I wasn't a respondent to the Rowntree survey, and don't know what the full report amounts to, but on the basis of the coverage perhaps I can say that as a citizen my views were in some sense reflected?

Newcastle 2 Sunderland 0

My late grandma was one of those people who genuinely "liked to see all the North East teams do well" in the football leagues, and would sit through the entirety of the Saturday final scores just to see how Hartlepool, Carlisle and Darlo had done. This is probably something to do with being from Durham, rather than Tyneside or Wearside. For a taste of a more partisan view, look at/listen to this and this from a packed St James's Park yesterday. Being the North East top dog isn't the grandest bragging right in the game just now, not with the top 4 far from reach and the likes of Villa, Blackburn, and Portsmouth having left Newcastle behind them this season. (Hence the importance of the career plans of the fella pictured above with his adorable little moppet on a startling day back in 2005.) But it'll suffice for the time being. After all, coming 11th or 12th in the top division these days is pretty much the same as coming 7th i.e. you still get nowt, and your passports stay in your drawers, though I can name at least one side for whom 7th place seemed to count as "taking the Premiership by storm" a few years ago.
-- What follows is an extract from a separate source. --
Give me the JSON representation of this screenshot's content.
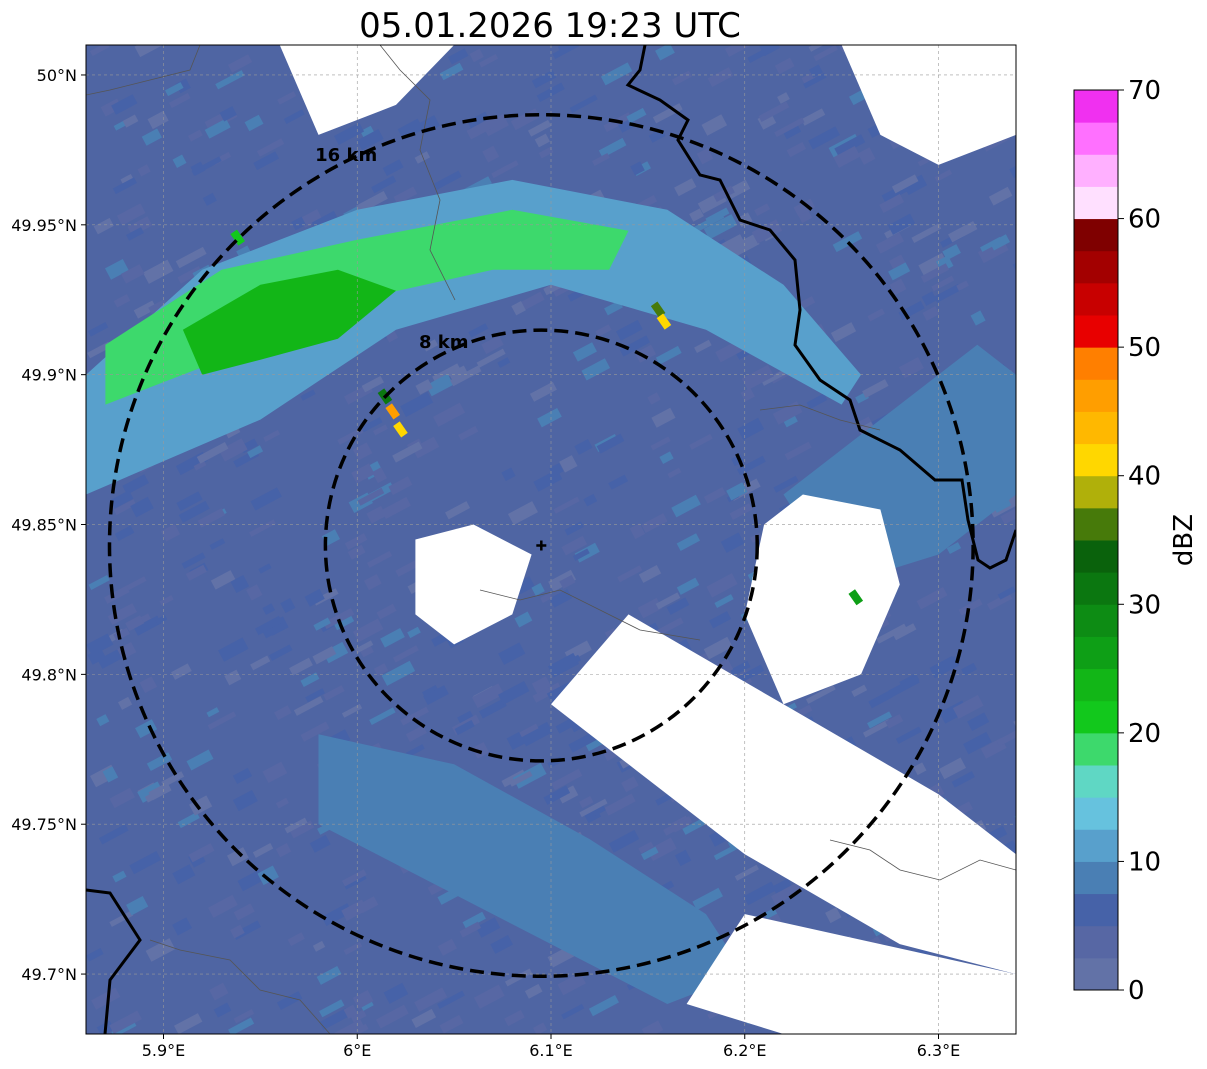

Alas, for me (and for other soul-searching Toon fans, I'm sure) it's Middlesborough who still hold the whip hand in the region, purely on account of a League Cup won as recently as 2004. Whatever they say about the pains of managing Newcastle it remains the case that to be a legend the gaffer only has to win six matches in a season, so long as they're all in the same cup competition. But Kevin Keegan has a bye through any such miserly qualifying process on account of pre-approval such as this.